If you mean U2 becoming like R.E.M, Depeche Mode, Pearl Jam, Radiohead...etc, I don't think it would be a bad thing.
The question is would U2 be happy selling ~3mln copies of each future album? and becoming more of a "cult" band...
I think relevant is a complicated definition these days. REM is always brillant, DM in the nineties chose to be a cult band, Radiohead is still big. But the kind of relevance these bands used to have was another kind. Remember when Pearl Jam shared all the news with Nirvana as hot epic grunge band?
But now what you can call relevance is an act that is in the news. Britney Spears sold more than a million coppies with that ultra crap music she does. I'm saying that real music is non important in pop scene. And i'm talking about "pop scene" not rock...
Even pop acts had to deliver pop gems over the years. Madonna, George Micheal, Spice Girls, Phill Collins, Alanis, Billy Idol and all others acts were top class pop acts. Their music had to contain that plus that make pop music listenable at least.
But after the Backstreet Boys/N'sync Britney and Chritina revolution pop music descend to their all time low levels of quality. I can't remember any good pop gem from any of those acts, nothing close to Like a Virgin or Dancing with my self...
You don't have to have a good song(for pop standarts) to be a big act.
Britney Spears is argueably the biggest artist in the world without having any good pop song in her catalogue.
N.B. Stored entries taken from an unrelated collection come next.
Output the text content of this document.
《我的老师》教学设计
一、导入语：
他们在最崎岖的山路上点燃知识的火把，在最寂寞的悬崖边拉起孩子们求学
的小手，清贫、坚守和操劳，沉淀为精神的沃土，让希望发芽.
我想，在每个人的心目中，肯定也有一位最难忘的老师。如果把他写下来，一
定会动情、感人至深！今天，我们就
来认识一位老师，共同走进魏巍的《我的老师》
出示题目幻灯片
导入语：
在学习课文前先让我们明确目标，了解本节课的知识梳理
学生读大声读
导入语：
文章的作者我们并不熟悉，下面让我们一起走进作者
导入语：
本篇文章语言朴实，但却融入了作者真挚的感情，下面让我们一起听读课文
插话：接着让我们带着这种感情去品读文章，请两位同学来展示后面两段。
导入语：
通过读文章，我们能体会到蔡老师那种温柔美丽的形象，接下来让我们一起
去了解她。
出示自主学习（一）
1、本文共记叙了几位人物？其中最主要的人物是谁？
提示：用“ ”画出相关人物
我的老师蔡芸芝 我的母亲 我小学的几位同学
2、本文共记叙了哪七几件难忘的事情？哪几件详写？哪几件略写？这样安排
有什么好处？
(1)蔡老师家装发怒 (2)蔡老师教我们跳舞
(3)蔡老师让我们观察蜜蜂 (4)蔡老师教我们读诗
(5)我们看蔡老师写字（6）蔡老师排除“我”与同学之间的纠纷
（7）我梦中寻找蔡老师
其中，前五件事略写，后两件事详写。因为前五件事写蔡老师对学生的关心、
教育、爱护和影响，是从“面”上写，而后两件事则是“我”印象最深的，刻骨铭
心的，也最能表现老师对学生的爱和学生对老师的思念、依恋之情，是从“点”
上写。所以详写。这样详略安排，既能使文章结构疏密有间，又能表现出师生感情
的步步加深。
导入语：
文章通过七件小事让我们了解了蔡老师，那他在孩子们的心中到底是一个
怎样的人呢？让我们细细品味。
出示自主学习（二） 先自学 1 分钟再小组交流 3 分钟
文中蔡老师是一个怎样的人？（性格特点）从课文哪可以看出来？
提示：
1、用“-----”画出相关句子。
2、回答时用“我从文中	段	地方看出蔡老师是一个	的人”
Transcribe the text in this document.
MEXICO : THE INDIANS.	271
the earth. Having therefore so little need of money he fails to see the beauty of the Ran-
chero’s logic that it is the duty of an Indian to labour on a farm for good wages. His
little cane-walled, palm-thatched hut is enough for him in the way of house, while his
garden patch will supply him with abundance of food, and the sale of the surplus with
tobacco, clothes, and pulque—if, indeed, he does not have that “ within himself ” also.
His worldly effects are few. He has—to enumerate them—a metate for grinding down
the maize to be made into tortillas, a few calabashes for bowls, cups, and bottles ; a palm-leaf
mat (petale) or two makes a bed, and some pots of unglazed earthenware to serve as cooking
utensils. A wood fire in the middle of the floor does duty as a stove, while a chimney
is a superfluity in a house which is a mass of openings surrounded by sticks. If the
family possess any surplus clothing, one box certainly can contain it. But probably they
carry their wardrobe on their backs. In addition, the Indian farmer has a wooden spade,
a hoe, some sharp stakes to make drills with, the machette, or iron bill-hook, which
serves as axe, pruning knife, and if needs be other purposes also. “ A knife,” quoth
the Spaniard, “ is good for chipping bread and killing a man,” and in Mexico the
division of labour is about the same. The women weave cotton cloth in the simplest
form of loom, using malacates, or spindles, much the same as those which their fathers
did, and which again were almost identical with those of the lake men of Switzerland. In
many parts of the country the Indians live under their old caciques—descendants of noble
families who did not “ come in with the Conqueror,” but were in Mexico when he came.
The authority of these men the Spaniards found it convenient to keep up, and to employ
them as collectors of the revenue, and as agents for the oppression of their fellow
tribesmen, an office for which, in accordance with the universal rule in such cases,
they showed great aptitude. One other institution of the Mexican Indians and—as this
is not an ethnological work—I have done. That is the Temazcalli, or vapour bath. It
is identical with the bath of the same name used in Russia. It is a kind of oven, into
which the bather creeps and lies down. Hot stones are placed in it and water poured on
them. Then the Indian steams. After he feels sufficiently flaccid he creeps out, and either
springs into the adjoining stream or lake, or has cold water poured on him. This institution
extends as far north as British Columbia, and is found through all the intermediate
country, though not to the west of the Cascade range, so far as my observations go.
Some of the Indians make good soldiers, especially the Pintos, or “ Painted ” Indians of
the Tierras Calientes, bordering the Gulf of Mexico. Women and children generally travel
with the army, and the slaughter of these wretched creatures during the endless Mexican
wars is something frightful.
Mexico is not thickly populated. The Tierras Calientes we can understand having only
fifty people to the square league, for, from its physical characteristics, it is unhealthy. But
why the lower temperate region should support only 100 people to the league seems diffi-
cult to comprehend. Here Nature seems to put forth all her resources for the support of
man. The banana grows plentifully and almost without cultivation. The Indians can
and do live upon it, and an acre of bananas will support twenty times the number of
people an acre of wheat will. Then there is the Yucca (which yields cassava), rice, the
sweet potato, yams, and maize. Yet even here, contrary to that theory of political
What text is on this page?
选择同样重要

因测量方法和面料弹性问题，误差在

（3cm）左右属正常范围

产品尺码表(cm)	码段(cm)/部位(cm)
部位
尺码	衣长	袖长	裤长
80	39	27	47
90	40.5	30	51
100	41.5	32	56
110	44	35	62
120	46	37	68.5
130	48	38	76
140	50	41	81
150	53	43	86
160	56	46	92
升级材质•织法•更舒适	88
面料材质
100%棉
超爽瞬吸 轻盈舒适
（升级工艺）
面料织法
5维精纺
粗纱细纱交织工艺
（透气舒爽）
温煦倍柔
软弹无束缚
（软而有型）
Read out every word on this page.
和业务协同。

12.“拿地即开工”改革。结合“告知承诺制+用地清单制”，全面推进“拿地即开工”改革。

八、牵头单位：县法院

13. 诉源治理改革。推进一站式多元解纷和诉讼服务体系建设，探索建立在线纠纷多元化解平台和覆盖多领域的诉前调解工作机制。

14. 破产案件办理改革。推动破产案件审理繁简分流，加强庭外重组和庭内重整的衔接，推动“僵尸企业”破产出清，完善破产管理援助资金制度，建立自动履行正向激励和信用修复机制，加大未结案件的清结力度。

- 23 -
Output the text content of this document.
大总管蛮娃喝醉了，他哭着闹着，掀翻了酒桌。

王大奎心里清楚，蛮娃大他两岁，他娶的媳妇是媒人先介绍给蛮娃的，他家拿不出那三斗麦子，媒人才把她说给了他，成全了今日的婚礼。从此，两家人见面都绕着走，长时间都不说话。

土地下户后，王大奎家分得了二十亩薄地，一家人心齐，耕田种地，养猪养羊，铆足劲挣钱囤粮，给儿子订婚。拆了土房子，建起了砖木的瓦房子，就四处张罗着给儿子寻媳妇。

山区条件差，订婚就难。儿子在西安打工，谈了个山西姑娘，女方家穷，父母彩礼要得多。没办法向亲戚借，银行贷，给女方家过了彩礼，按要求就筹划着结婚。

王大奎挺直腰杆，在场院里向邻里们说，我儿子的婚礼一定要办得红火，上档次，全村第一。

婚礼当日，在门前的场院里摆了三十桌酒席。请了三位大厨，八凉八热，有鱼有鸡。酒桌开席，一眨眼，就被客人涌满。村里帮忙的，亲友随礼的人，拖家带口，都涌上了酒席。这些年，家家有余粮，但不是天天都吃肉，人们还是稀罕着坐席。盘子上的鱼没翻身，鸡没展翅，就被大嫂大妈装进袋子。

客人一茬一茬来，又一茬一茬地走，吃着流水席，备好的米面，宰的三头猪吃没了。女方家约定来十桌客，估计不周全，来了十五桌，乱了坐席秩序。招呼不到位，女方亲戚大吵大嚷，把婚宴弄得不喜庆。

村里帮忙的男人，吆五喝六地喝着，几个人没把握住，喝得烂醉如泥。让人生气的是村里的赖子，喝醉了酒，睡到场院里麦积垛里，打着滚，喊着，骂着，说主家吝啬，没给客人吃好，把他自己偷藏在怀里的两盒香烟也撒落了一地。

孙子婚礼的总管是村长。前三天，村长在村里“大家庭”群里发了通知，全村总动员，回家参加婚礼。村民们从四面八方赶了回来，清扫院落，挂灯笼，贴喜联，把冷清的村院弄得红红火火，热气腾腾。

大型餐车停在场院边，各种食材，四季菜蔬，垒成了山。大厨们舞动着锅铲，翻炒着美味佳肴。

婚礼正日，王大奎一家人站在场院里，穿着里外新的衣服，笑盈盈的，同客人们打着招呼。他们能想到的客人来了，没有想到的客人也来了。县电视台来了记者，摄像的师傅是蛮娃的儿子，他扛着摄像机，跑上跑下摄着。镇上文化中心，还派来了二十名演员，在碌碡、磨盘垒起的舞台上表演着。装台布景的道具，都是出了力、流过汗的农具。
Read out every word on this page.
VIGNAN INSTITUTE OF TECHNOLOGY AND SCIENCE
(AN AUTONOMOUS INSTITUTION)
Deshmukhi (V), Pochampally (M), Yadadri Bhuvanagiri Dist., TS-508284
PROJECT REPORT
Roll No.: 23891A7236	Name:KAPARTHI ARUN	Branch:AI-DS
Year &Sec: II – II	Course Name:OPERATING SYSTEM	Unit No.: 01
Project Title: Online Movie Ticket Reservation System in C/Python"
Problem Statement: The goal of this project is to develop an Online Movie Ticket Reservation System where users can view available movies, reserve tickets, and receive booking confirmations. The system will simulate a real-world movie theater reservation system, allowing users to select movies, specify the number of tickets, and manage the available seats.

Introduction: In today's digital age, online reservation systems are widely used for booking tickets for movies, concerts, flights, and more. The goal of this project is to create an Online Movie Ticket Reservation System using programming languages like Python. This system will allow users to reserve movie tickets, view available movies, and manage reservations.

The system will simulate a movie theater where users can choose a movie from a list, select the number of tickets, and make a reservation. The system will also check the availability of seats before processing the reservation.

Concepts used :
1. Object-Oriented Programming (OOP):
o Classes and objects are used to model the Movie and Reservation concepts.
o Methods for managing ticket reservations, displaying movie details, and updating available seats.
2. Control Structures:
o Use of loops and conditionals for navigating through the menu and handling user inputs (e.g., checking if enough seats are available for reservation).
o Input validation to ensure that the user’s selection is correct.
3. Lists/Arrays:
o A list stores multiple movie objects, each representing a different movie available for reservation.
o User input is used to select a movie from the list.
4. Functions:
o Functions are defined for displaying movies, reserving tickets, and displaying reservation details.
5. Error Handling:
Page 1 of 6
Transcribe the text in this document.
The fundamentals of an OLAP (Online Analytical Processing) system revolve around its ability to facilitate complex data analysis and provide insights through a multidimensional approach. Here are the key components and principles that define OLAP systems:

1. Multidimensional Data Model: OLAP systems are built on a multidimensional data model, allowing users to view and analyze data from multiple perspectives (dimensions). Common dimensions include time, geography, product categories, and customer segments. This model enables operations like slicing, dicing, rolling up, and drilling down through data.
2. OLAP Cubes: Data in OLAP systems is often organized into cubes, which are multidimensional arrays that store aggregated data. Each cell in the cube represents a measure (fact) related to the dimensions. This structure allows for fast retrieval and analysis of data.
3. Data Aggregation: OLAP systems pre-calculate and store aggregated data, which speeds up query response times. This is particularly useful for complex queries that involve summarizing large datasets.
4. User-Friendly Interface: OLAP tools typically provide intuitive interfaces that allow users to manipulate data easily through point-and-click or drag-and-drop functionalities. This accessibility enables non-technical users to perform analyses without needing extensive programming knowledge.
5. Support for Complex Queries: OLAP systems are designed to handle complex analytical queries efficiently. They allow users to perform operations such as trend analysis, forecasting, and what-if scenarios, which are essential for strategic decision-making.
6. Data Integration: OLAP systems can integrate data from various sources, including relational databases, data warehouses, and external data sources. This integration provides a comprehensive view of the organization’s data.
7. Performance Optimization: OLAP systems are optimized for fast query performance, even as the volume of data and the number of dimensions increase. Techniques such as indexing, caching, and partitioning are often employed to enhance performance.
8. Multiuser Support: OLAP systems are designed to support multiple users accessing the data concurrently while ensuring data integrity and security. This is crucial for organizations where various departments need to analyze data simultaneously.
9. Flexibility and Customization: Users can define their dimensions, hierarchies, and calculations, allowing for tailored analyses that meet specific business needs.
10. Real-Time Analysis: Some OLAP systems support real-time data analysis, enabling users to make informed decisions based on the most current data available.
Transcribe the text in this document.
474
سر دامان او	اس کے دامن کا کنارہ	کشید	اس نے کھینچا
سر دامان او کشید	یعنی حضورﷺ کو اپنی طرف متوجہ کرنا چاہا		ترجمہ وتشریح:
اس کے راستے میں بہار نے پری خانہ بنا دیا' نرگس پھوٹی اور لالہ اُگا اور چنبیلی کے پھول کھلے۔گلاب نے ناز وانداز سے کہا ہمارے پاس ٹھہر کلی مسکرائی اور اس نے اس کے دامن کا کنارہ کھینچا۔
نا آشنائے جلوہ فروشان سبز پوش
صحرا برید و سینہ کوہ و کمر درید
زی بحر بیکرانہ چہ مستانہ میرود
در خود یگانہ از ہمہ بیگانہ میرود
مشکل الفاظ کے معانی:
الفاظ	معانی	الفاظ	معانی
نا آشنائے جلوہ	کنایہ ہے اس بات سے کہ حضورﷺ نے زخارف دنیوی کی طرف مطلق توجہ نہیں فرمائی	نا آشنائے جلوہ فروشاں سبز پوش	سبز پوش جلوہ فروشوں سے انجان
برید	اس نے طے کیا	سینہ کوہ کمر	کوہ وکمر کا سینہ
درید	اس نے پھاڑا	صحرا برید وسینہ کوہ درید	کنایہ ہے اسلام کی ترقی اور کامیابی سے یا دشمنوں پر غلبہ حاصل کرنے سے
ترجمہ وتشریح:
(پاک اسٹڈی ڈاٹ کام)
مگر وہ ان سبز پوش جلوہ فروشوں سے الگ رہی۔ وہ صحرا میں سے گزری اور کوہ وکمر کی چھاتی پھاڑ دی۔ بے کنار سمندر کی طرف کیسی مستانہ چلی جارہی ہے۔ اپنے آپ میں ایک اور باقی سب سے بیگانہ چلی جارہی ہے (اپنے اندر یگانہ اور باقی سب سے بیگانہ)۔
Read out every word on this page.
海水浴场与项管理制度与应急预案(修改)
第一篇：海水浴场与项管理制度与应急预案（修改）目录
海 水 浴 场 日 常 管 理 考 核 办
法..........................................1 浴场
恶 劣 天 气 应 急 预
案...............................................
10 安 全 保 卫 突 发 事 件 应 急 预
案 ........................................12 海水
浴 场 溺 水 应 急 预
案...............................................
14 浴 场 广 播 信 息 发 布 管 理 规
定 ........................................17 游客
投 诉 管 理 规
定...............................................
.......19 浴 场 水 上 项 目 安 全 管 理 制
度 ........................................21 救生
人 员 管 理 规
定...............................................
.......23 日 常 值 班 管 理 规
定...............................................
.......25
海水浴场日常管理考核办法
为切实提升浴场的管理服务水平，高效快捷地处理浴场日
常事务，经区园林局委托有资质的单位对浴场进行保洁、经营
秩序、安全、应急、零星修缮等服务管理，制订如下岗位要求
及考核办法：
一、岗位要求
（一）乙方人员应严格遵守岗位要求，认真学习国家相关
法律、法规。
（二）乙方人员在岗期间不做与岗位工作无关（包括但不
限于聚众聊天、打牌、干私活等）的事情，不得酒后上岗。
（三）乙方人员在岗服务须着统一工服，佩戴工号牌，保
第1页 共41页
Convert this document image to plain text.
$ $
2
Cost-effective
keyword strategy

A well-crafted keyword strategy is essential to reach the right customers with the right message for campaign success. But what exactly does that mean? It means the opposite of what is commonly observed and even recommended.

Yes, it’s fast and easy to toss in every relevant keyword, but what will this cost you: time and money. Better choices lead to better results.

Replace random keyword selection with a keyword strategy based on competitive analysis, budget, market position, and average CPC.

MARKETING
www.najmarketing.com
We are living in dark days for music.
We have some nice rock bands in the scene, as Coldplay being the biggest of them and the biggest selling artist of last year, even with the super boring, U2-pale carbon copy abum Viva la Vida. You see a pattern here...
So if in this pop scene music matters the least is natural that rock will not be relevant for at least a couple of years, because music itself lost its relevance.